During the voyage of both towards the feeding grounds, the babies whisper softly to their moms in order to let them know of any danger they may be facing.

It is a tough and arduous task for the babies as they travel alongside the mothers. Over 5000 miles are covered in the journey to a different habitat. The sea is unforgiving and the winds are merciless in their relentless onslaught.

Yet little could disrupt the critical bonding between mothers and infants among these humpback whales. Conservationists want this process to occur in a perfect manner so that the loss of any humpback babies does not occur.
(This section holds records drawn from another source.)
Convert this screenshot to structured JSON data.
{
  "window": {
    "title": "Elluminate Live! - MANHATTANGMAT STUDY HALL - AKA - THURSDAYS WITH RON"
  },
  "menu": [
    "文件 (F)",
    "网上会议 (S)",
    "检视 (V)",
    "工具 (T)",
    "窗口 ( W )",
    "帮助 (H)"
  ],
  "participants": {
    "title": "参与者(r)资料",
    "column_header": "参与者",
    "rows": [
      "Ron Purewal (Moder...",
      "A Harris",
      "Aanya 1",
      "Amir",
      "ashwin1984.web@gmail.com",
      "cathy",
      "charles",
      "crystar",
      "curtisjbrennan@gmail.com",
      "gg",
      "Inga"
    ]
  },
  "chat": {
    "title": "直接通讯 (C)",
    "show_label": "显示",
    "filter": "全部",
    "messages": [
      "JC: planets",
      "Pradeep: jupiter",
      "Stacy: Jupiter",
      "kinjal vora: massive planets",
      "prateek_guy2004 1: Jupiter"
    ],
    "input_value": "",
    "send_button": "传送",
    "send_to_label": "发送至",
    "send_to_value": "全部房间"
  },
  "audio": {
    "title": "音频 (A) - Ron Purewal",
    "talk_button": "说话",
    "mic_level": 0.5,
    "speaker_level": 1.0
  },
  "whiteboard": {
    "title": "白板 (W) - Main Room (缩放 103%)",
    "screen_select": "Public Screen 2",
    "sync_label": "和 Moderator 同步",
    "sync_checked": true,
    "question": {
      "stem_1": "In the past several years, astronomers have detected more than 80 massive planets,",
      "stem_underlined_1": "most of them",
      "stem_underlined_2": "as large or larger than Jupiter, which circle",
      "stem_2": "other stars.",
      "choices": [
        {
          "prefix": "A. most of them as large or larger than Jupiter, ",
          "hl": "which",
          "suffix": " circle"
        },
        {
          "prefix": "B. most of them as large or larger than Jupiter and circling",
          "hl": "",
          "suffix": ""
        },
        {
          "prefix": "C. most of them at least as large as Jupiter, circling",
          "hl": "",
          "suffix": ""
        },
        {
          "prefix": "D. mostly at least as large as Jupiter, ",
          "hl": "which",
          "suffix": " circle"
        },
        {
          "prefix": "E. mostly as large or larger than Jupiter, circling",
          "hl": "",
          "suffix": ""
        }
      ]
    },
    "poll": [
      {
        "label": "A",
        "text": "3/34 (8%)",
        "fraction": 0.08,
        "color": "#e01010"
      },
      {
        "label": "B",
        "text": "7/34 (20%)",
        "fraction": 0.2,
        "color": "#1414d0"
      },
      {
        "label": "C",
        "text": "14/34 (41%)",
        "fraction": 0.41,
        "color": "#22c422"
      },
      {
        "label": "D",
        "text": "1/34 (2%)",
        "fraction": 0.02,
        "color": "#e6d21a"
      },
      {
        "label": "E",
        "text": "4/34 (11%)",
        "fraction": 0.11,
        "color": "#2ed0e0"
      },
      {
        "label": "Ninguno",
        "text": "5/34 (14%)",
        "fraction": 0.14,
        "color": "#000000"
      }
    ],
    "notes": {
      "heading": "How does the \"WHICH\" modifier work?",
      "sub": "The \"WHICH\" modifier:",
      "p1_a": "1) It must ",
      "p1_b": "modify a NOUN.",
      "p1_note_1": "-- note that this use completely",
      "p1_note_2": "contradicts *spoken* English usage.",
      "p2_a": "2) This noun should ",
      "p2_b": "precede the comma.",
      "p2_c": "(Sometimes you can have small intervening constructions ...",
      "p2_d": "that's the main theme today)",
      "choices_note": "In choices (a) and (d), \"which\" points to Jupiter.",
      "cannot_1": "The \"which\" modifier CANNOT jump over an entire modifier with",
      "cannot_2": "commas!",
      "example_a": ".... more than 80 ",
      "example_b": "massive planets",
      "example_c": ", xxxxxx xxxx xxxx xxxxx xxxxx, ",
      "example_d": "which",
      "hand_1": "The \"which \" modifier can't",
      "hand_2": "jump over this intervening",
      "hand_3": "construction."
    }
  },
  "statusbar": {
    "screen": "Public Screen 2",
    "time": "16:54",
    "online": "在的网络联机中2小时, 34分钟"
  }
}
Eight calves and two mothers were tagged. The sounds made by the baby humpback whales were also recorded with fidelity. The mothers and infants spent the majority of the time resting and nursing.

Different sounds were generated by babies to indicate whether they needed protection or wanted to be fed. Since all this communication took place in whispers, killer whales did not pick up any signs of it.

Loud ship noises often disrupt the mother-infant bonding process. Therefore the environmentalists and marine conservationists have issued guidelines for ships to stay away from the pathways followed by these whales.

Humpback whales are an interesting species and more research needs to be done on the habits and idiosyncrasies of these curious creatures of the deep.

The findings of this research are published in the journal Functional Ecology.